PDA

View Full Version : BofA in $8.6 bln settlement over Countrywide loans



Slimprofits
10-07-08, 03:30 PM
Reuters - 10/06/2008 (http://www.reuters.com/article/americasRegulatoryNews/idUSBNG28749420081006?sp=true)



As part of a settlement with state attorneys general that could be worth as much as $8.6 billion, Bank of America Corp (BAC.N: Quote, Profile, Research, Stock Buzz) said on Monday it would cut interest rates and principal on some troubled mortgages originated by Countrywide Financial Corp.

Bank of America, which bought Countrywide in July, reached a deal with attorneys general representing 11 states in which it will offer more affordable and sustainable mortgage payments for borrowers who had financed their homes with subprime loans or adjustable-rate mortgages serviced by Countrywide.

"This is good," said Christopher Whalen, managing director at Institutional Risk Analytics, a provider of analysis and ratings for banks. "I hate to say we'll need to see a lot more of this, but we will. Banks have no choice because the economy's getting so flat. They're going to become increasingly aggressive about keeping homeowners in their homes."

The Countrywide settlement will likely become the largest predatory lending settlement in history, the California attorney general's office said in a statement.

"With this settlement, homeowners will receive direct relief from the catastrophic damage caused by Countrywide," said California Attorney General Edmund Brown in a statement.

"Countrywide's lending practices turned the American dream into a nightmare for tens of thousands of families by putting them into loans they couldn't understand and ultimately couldn't afford," he said.

[..]

The deal applies to people who financed their homes with subprime loans or pay-option adjustable-rate mortgages serviced by Countrywide that originated before Dec. 31, 2007. Some 400,000 borrowers could be helped by the agreement.

The program centers around a loan modification process, valued up to $8.4 billion, aimed at providing relief to eligible borrowers who are "seriously delinquent" or are likely to become so due to loan features, such as rate resets or payment recasts.

About 12 percent of the eligible loans are held by Bank of America and the cost of restructuring these loans is "within the range of losses we estimated when we acquired Countrywide," Bank of America said.

Under the program, eligible Countrywide-serviced customers who occupy the home as their primary residence will not be charged loan modification fees, and prepayment penalties for subprime and pay-option ARM loans will be waived, the bank said.

Some $150 million has been set aside for borrowers in certain states who suffered foreclosure or are at serious risk of foreclosure, the bank said.

An additional $70 million has been set aside for relocation assistance to borrowers unable to retain their homes.

Attorneys general in 11 states, including Arizona, California, Connecticut, Florida, Illinois, Iowa, Michigan, North Carolina, Ohio, Texas and Washington, are participating in the settlement.

The settlement does not include Angelo Mozilo, the former chairman and chief executive of Countrywide Financial Corporation or David Sambol, formerly the president of Countrywide Home Loans and president and chief operating officer of Countrywide Financial Corporation.

grapejelly
10-07-08, 03:40 PM
this is really window dressing to make the state AGs look good.BofA knew about this and prolly negotiated it in advance.

There will be very few principal reductions except for loans that the Treasury buys. Loan mods are being done anyway so this is a big lie, that this is anything novel or different.

Slimprofits
10-07-08, 04:08 PM
this is really window dressing to make the state AGs look good.BofA knew about this and prolly negotiated it in advance.

There will be very few principal reductions except for loans that the Treasury buys. Loan mods are being done anyway so this is a big lie, that this is anything novel or different.

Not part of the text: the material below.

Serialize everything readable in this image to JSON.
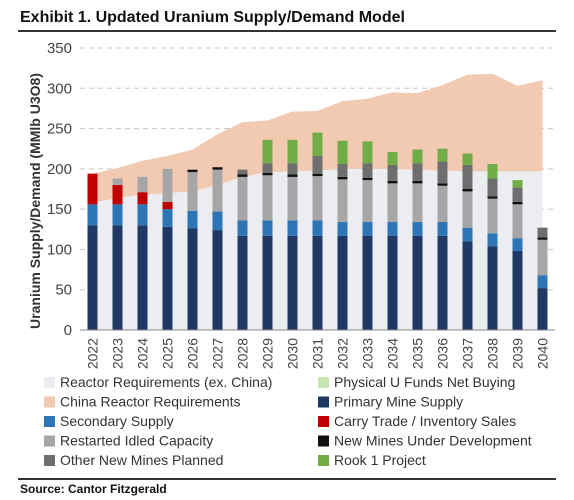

Oh this falls under the AIG bailout bill? D'oh! Lenders will choose which borrowers to help. Thanks for reminding me.

grapejelly
10-07-08, 06:28 PM
Oh this falls under the AIG bailout bill? D'oh! Lenders will choose which borrowers to help. Thanks for reminding me.

lenders are doing loan mods anyway. They have to. This agreement makes the AGs look good so they can win re-election. There is the dangling carrot of principal reductions but there isn't enough money in the world to give homeowners those...not at any scale.